# Thread: Fixed fields for Galois groups

1. ## Fixed fields for Galois groups

I need some help with a Galois problem.

I need to find the splitting field for
$x^7 - 1$ over Q, then find its Galois group, then the subgroups of the Galois group, and then the fixed fields for the subgroups.

Now I thought I understood this, but I got into trouble at the end, which started to make me realize I must have been doing something wrong earlier as well.

The roots of this are obviously (besides 1)
$w, w^2, w^3, w^4, w^5, w^6, w=e^{2\pi i/7}$
and $w+w^2+w^3+w^4+w^5+w^6=0, w^7=1$

Which gives me $Q(e^{2\pi i/7})$ as the field extension, which a Galois group of order 6 isomorphic with Z6 and Z7*, all the elements of which are generated by setting w to one of the other roots. This gives me two subgroups, one with 2 elements and one with 3 elements.
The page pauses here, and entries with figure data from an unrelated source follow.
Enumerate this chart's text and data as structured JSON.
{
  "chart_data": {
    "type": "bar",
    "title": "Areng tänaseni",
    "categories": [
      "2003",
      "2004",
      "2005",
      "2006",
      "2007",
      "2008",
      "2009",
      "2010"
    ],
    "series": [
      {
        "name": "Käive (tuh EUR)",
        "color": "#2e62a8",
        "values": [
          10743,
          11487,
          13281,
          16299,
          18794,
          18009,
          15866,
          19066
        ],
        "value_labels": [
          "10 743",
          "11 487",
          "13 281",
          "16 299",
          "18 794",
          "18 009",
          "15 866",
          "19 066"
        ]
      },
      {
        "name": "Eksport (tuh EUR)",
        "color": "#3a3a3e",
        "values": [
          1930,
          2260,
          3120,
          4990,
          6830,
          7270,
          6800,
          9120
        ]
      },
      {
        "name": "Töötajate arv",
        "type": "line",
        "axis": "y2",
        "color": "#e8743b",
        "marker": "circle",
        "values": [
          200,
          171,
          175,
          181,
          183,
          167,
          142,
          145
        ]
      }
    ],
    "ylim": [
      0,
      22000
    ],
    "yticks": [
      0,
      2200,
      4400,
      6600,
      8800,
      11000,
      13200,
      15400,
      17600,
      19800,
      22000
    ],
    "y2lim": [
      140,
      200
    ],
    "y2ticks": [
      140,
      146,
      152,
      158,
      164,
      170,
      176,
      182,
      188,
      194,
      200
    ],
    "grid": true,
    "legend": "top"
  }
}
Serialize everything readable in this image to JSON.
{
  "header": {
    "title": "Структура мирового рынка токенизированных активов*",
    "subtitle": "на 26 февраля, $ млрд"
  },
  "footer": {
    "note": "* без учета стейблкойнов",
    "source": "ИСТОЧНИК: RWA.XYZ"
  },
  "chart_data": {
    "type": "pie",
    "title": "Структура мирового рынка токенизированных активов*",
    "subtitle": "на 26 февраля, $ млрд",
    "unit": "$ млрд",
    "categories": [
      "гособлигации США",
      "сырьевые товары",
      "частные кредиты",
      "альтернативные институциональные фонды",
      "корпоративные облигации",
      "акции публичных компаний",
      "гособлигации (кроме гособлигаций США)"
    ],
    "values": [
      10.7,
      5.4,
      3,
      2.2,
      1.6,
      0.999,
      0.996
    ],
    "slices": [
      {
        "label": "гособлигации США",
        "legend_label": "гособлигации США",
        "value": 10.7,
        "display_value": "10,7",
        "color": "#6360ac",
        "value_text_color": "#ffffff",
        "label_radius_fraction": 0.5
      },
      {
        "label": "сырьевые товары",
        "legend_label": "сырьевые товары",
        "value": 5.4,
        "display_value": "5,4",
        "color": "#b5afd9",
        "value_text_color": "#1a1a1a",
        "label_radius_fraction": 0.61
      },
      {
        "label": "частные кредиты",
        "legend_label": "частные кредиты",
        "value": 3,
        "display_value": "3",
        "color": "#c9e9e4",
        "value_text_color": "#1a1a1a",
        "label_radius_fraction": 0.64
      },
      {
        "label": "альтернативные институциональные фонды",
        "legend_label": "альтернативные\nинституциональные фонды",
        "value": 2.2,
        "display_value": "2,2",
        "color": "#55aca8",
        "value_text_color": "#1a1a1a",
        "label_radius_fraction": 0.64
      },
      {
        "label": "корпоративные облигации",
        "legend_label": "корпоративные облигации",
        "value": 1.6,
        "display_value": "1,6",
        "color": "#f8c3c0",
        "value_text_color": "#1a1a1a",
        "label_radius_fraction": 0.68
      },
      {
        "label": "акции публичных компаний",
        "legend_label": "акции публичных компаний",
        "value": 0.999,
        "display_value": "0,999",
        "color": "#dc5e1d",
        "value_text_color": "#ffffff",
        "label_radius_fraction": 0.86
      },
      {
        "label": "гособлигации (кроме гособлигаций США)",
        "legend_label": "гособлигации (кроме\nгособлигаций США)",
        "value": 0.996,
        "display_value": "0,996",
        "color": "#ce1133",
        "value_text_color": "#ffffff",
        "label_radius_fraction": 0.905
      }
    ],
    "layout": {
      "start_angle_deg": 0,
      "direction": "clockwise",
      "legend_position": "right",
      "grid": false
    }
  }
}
I was completey unable to figure out how to find the fixed fields for these subgroups in any meaningful way. And then I started to think my Galois group wasn't even correct. Most of the permutations seemed to change Q, which means they aren't correct, though I thought this was the standard technique with the cyclotomics (but I'm really new to this stuff).

Now, now I'm thinking that there must be something I'm missing. I see a few opitions here. One is that $cos(2\pi/7)$ can be expressed in terms of a cube root, which would mean I only need to add that cube root and i to Q to get the rigth field, which gives me the same isomorphy anyway.

But this isn't some "obvious" cosine to me, so a question is how would i recognize that this was a root like that if it were true without a table (given an arbitrary cyclotomic)?

The other idea I had was that there might be some obvious relations between various of the roots, like being conjugates of each other or something like that, which would seem to have to be the case now that I think about it ... I hadn't thought about that before, but obviously if one complex number is a root, the conjugate must also be a root, which gives me 3 roots and their conjugates. I guess the question is will that make everything cancel the way it should wihtout me needing to figure out if the cosine is a cube root?

Any comments, help would be appreciated.

Thanks.

2. I'll write z for the primitive 7-th root of unity. The Galois group is $G = ({\mathbf Z}/7)^*$ acting by $\sigma_a : z \mapsto z^a$ and is abstractly isomorphic to a cyclic group of order 6.

The subgroups of G are of order 2 and 3, generated by -1 and 2 say.

For the subgroup of order 3, consider $A =z + z^2 + z^4$. This is invariant under the action $z \mapsto z^2$ and so is in the fixed field. It has a conjugate $A' = z^3 + z^6 + z^5$ which is obtained by applying $\sigma_3$. We observe that $A+A' = -1$ and on multiplying out, $AA' = 2$. We conclude that the subfield is ${\mathbf Q}(A) = {\mathbf Q}(\sqrt{-7})$.

For the subgroup of order 2, consider $B = z + z^{-1}$. This has conjugates $B' = z^3 + z^{-3}$ and $B'' = z^2 + z^{-2}$. We have $B+B'+B'' = -1$, $BB' + B'B'' + B''B = -2$ and $BB'B''=1$. This identifies the subfield ${\mathbf Q}(B)$ as a cubic extension of the rationals. Of course you can save yourself time by seeing that $B = 2\cos (2\pi/7)$.

Since 2 and 3 are coprime, the subgroups of orders 2 and 3 intersect in the trivial subgroup, so the corresponding fields generate the whole extension: that is, $\mathbf Q(z) = \mathbf Q(A,B)$.

3. Thanks, I actually managed to get most of that, but the last part is still giving me some trouble. I did see the cosine relation, but I don't see how that ituitively says that the group was a cubic extension of the rationals? Is there some princicple for some cosines that I shoudl know to have seen this?

As for your relation comparing the conjuagates ... how does looking at that tell you that it is a cubic extension of the rationals? And how would you know to combine all the various B's in that way to look?

In other words, I'm looking for some general principles here to help with finding the fixed intermediate fields. Thanks.

4. If H is a subgroup of the Galois group G, then $y = x^H = \sum_{h\in H} x^h$ is invariant under H; if now $G:H$ is a set of coset repsentatives of H in G, then the $y^c$ for $c \in G:H$ are a set of conjugates of y and the elementary symmetric functions give the coefficients of an equation for y.

In this case you know that $B = \cos 2\pi/7$ will be cubic, and the expression as a cosine makes it easier to compute directly what the relation is by considering $B' = \cos 3.2\pi/7$ in terms of B.